Dangers also lurk in the written word in all its forms. Wittgensteiners have to choose their authors carefully. Comment pieces of all types should be binned immediately. Books are usually much safer, but Watership Down triggered an early attack, switching my lights off for several minutes with ‘Rabbits can only count to four.’ Let’s not even discuss Harry Potter.

Signs and announcements can be very potent. Never, ever, read warning notices in public places – ‘CCTV is operating in this area’ – and particularly those on doors: ‘This door is alarmed.’ Stop reading immediately if you encounter the words ‘For your comfort and security…’ Never attempt to read service announcements in railway or bus stations, especially if they have been written in chalk on a blackboard. If a sympathetic friend is not on hand, feign illiteracy and get a passer-by (preferably under 40) to paraphrase – note, not read out – the notice for you.

If you ask someone over 40 and they politely decline to help, claiming defective vision, you have probably found a fellow sufferer.
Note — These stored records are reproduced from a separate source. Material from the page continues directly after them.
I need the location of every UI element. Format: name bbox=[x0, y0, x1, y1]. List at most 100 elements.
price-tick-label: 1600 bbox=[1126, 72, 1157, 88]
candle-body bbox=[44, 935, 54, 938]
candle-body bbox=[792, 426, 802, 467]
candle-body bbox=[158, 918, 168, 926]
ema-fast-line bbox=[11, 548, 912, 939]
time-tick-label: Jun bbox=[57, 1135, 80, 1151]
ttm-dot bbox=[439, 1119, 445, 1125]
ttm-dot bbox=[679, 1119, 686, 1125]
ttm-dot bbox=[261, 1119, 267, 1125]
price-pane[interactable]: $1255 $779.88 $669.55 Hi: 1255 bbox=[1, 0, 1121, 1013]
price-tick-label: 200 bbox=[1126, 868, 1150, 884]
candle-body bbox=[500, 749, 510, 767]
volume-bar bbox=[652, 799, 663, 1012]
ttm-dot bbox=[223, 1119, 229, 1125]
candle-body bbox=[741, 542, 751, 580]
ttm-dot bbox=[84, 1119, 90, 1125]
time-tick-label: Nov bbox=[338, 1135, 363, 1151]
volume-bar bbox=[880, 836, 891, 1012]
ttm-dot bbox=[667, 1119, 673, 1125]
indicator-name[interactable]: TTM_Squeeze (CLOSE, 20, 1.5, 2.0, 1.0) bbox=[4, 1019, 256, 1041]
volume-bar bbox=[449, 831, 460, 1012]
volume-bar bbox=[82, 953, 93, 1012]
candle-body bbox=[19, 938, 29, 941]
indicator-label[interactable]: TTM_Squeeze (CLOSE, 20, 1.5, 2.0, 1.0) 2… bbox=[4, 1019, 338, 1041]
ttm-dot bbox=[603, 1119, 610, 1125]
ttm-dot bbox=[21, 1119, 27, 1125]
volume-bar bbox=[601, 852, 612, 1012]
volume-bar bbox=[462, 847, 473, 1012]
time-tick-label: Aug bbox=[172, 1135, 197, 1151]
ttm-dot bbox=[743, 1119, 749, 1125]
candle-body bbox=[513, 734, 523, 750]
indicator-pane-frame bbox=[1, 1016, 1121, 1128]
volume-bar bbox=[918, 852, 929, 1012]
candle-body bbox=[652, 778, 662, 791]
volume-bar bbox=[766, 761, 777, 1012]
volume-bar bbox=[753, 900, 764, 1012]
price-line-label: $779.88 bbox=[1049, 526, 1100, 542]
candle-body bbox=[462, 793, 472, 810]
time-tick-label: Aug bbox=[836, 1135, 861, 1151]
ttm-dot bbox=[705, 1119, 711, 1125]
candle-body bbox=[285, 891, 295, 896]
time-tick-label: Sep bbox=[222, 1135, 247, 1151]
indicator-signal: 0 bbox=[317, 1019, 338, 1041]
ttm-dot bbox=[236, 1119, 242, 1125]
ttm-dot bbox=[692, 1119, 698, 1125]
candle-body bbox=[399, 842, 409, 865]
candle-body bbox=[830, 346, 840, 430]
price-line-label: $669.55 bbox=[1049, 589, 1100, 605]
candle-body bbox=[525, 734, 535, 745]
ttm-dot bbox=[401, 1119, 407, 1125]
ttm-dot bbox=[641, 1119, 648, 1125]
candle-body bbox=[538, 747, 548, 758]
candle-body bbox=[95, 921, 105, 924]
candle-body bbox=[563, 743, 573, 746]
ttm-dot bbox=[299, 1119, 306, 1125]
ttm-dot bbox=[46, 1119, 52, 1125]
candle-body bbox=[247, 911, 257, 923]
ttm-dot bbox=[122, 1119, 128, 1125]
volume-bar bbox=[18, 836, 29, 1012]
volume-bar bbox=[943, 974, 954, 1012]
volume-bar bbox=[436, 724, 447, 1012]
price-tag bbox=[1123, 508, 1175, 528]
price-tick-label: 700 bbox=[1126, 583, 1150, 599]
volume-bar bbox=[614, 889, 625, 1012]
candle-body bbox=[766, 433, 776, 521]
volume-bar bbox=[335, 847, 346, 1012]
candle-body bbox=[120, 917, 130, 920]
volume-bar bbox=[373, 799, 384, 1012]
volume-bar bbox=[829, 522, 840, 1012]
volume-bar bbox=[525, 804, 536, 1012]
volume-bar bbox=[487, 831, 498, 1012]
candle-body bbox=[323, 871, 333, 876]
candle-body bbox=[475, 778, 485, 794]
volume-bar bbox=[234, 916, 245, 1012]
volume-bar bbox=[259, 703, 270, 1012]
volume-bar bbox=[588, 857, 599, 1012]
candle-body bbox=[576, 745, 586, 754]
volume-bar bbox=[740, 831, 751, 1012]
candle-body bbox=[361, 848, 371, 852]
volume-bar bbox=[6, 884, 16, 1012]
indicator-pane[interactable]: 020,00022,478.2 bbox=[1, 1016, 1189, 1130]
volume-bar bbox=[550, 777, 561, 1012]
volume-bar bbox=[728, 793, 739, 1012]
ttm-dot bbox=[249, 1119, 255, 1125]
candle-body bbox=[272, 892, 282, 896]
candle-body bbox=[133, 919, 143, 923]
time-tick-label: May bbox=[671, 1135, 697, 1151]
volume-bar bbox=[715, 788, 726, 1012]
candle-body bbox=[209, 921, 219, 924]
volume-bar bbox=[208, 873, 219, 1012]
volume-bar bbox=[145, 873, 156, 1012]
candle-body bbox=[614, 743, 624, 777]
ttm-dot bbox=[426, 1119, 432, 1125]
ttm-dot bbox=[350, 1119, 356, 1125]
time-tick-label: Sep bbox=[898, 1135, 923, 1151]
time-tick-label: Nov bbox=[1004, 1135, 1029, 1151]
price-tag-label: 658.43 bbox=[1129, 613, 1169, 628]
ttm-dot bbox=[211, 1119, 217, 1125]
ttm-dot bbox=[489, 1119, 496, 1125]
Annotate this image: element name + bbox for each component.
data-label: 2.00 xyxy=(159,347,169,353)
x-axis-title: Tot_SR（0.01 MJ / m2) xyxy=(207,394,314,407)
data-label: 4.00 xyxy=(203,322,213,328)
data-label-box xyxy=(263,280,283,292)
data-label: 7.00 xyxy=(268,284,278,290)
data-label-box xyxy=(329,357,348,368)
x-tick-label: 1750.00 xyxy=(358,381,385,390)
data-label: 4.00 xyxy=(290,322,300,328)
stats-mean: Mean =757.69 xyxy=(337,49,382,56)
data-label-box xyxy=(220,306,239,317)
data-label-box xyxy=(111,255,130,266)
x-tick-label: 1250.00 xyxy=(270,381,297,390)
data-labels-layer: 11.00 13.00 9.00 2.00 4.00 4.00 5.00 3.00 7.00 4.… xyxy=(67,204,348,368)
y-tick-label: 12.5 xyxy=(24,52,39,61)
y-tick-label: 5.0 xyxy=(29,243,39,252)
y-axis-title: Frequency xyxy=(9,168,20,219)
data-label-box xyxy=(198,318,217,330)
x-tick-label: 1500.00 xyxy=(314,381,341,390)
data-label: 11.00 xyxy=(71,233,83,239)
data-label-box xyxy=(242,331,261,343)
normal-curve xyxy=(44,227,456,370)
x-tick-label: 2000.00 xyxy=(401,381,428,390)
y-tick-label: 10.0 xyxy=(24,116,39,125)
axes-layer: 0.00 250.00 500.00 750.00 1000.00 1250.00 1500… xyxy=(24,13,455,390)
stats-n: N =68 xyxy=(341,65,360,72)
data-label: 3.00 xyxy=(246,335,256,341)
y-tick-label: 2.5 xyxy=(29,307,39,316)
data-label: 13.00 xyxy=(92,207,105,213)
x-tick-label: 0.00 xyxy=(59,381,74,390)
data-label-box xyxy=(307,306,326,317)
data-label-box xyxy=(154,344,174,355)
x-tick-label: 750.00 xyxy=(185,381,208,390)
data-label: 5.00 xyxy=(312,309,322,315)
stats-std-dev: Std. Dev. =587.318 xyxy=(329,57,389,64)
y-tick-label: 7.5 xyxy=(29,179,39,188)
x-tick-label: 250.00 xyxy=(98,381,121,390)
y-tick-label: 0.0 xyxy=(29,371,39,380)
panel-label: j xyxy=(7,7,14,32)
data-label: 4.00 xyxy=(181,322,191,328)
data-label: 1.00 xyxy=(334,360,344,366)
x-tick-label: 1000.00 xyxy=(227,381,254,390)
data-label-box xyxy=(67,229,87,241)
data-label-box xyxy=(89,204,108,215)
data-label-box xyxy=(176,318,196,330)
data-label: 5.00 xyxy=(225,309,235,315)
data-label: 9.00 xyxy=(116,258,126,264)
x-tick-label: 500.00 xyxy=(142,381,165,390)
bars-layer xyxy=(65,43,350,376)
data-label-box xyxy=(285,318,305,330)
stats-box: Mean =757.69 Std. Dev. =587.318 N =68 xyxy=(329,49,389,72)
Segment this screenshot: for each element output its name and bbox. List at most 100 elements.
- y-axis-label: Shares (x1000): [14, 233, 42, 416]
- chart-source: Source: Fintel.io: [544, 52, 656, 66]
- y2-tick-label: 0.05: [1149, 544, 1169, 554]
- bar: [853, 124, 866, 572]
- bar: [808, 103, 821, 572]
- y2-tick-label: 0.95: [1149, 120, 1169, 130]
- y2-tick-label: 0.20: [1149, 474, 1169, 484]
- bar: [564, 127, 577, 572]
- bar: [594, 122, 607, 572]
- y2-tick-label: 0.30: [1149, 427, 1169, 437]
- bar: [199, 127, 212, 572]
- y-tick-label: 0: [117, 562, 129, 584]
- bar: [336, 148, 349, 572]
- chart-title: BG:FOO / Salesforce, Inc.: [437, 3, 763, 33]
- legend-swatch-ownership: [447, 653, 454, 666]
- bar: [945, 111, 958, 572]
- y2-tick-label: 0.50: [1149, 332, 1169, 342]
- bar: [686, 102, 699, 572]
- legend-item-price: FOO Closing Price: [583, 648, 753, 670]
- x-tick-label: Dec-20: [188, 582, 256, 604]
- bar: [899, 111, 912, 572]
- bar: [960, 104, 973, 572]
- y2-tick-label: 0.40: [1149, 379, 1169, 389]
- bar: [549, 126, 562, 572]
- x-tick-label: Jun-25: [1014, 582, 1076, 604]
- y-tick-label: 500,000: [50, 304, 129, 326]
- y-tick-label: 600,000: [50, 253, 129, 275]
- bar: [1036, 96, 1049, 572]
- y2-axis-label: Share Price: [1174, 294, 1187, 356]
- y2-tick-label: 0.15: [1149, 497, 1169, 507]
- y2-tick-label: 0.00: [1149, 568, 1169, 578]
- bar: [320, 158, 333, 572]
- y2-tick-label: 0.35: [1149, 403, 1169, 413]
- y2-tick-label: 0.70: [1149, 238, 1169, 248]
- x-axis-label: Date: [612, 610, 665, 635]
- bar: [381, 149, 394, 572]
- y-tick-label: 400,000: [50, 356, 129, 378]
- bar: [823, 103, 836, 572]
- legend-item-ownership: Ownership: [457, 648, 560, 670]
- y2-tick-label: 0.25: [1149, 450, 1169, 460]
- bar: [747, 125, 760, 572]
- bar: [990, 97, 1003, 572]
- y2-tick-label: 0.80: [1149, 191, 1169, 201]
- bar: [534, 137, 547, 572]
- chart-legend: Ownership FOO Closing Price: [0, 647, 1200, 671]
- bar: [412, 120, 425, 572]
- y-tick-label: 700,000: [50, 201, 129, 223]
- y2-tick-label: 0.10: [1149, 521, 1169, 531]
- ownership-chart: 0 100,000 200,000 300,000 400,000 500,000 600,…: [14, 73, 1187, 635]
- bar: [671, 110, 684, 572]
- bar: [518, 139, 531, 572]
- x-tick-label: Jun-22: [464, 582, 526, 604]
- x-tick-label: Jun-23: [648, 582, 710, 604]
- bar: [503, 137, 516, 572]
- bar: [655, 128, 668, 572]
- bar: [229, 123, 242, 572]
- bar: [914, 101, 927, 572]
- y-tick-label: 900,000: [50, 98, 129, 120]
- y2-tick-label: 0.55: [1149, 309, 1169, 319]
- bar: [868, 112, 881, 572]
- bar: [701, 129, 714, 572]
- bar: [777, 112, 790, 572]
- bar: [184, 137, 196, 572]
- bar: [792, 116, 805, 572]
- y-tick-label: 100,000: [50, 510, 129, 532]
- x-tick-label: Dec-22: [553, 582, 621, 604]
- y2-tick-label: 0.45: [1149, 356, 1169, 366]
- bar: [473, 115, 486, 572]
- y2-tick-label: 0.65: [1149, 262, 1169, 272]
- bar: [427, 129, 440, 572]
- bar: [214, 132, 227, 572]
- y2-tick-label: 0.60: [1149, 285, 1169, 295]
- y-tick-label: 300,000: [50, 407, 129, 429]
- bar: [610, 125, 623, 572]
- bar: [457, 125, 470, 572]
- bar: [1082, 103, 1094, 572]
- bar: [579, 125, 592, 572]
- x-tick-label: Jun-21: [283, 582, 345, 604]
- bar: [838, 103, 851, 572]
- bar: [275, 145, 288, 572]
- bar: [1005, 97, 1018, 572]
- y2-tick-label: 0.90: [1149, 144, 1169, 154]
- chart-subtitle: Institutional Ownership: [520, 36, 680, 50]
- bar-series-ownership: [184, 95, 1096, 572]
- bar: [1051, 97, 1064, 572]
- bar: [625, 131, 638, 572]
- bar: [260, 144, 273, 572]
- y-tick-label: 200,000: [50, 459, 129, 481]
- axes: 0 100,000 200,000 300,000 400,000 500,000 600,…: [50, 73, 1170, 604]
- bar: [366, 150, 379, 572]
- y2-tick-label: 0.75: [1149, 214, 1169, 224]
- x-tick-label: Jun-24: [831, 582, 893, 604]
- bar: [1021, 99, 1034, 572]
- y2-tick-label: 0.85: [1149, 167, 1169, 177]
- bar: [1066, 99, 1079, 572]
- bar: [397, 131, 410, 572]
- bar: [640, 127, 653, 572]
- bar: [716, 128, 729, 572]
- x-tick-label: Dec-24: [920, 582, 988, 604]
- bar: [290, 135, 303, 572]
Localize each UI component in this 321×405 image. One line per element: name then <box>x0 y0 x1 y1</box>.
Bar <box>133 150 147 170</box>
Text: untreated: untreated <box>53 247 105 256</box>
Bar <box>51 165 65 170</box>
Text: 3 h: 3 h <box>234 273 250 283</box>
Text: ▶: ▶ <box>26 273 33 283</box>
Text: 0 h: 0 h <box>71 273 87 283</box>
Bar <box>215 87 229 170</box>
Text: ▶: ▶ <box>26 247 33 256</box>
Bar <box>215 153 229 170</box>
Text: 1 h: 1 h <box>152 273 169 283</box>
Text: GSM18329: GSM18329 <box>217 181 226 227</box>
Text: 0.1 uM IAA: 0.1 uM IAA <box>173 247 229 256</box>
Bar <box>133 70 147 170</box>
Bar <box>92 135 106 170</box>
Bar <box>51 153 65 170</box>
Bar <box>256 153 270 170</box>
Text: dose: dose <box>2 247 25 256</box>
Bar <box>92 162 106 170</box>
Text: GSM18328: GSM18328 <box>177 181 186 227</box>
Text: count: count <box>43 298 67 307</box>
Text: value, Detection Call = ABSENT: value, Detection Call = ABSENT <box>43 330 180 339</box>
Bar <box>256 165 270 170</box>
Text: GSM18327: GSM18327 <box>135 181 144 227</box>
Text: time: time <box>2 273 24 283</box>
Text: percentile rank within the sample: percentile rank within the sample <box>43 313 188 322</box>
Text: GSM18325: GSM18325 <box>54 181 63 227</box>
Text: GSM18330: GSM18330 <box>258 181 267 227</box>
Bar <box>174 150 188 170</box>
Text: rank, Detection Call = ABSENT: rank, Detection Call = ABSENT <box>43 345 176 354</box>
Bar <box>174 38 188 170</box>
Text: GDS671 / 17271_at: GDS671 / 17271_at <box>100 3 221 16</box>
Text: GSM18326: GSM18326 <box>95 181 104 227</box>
Confirm simply by quoting the great doctor’s phrase ‘Whereof one cannot speak,’ whereupon a fellow Wittgensteiner will reply without hesitation: ‘thereof one must be silent.’ It takes one to know one.

If all this leaves you unmoved or just puzzled, be happy. The prognosis for you is good and your bypass will probably give you many years of good service yet. But if you’ve got Wittgenstein’s, what can you do?

The disease is progressive, the symptoms usually starting to manifest themselves in middle-age. At first, sufferers often report a deep furrowing of the forehead, typically whilst listening to news and current affairs broadcasts. In the course of time these attacks become more profound and frequent. The onset of full-blown Wittgenstein’s, characterised by the need for frequent brain reboots and the presence of concomitant marital difficulties is then only a matter of time. There is no known cure. Even remissions are unknown. Sufferers can obtain a lot of useful information about the disease from the Wittgensteiners’ own website: www.EverythingThatIsTheCase.org.

The only reliable solution for me: no TV or radio, and nothing written after 1960. No social media of any kind. It works fine. I’m free of attacks, I’ve stopped spilling things, and my quality of life has improved enormously. The people around me no longer think of me as the pedantic old grouch twisted with Delia-envy (Delianeid as it is known in the textbooks), though they probably find me rather boring: since I no longer watch TV or listen to the radio, there is now nothing more they can talk to me about.

Sufferers should console themselves with the words of Prof Dr Wittgenstein: ‘Everything that can be said, can be said clearly.’